Obama is in serious trouble in Missouri, Ohio, Pennsylvania and, particularly, Florida. Consequently, he’s trying to expand into traditional red states, especially Virginia and Georgia in the South, and the Rocky Mountain West region.

The second post, by Charles Lemos, is a video and PowerPoint presentation by renowned pollster Douglas Schoen. On the surface, it seems to be good news for Obama. He now leads McCain, the country wants change, and a generic Democrat beats a generic Republican:

Lemos is correct that Schoen’s analysis is a snapshot of the current situation:

I think the presentation is accurate as of right now. In politics, nothing is static. Events happen but of as right now, Obama is leading and Schoen’s presentation, I think, offers reasons why.

Many commentators have referenced Michael Dukaksis’ infamous 17 point lead over George H. W. Bush in 1988 as a cautionary warning to Obama. Beware, the argument goes, summer’s highs can evaporate in the fall after the withering attacks by the Republicans.

All of this has me thinking about a more recent election. In 2004, my preferred candidate did win the Democratic nomination — and there was real unity in our Party. Iraq was spinning out of control, Americans felt shame about the horrific pictures coming out of Abu Ghraib prison, and the Democrats were about to nominate a genuine war hero. Looking up Democracy Corps’ polling analysis from July 22, 2004, I found that Obama’s situation is strikingly similar (if slightly weaker) compared to where John Kerry was at the same time. Karl Agne, writing for Democracy Corps, sounded even more optimistic about Democratic chances than does Schoen today:

The Kerry-Edwards ticket heads to the Democratic Convention in Boston with a great deal of momentum behind them. In a race that has been surprisingly stable and evenly divided since Kerry truly emerged as the nominee in March – characterized by small swings in either direction usually predicated by events in Iraq and in the nation’s economy – Kerry and Edwards are enjoying an undeniable shift in voter attitudes. Kerry leads Bush in every national poll released this month, reaching 50 percent in the last two surveys of likely voters.


Virtually every poll released in the last couple weeks shows Kerry making tremendous gains in these individual states. In fact, Kerry now leads in the most recent poll in every state won by Gore in 2000 and is either winning or within the margin of error in all 11 battleground states won by Bush. In making such strong gains at this stage, Kerry has put himself in an enviable position and can now use the unparalleled exposure of the Democratic Convention to solidify these gains, reinforcing his already strong support in the Democratic base and reaching out to even more Independents and newly engaged voters.

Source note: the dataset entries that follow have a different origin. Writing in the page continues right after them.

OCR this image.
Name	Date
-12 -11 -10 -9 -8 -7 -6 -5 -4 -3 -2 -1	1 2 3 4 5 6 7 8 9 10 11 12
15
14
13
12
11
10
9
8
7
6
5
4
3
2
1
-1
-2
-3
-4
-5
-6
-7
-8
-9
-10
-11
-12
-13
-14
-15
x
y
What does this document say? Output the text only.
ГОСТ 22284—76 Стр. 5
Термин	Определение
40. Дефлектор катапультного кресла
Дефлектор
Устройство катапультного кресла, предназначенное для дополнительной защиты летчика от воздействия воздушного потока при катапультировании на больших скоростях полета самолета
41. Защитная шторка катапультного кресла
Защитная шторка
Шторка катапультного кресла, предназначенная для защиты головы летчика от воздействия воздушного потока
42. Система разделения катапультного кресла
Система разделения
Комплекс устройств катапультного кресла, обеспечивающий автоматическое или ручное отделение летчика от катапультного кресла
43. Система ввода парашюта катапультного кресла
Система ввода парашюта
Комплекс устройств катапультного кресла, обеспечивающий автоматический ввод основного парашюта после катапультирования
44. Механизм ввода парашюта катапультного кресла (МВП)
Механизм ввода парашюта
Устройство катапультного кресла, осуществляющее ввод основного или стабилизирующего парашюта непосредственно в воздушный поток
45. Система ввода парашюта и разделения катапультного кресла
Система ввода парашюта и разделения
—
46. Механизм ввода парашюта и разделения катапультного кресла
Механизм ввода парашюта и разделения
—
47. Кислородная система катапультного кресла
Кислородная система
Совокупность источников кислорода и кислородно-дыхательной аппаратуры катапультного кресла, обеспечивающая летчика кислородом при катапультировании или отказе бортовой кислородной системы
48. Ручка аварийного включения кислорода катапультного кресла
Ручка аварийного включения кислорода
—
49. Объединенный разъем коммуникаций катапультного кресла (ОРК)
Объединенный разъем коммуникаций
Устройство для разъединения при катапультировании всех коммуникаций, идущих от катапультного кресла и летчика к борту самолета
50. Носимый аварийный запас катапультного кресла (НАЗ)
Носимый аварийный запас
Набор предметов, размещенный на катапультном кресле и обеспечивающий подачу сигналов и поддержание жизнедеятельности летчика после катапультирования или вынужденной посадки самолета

Besides the fluctuations of polls, what’s interesting about the above statement is the reference to the battleground states. Because of our Electoral College system, national polls (as cited by Schoen) can only tell you so much, and this is where the news becomes ominous for Obama. Unless he has a huge national lead in the fall, Obama will likely be fighting for the same swing states for which Kerry fought. iam0nly1 argues that African Americans are unlikely to increase their numbers sufficiently to carry Obama in Southern states. With the South off the table, Obama will also be disadvantaged in the Rust Belt and Florida, and he will be fighting for the Rocky Mountain West:

[Obama’s team] discuss the Rocky Mountain states of Nevada, New Mexico and Colorado, but frankly, even if he wins those three, and Michigan, Pennsylvania and New Hampshire (all three of which will be highly competitive), if he loses Ohio and Florida, he will lose the election 267-271 (this count includes all the states Kerry won). In short, if Obama loses Ohio and Florida, the three Rocky Mountain states and Georgia and Virginia become must win states.

In short, Obama’s minuscule national lead today — prior to the expected Republican assault — will show Obama to be a map-changer, but not in the direction he hopes.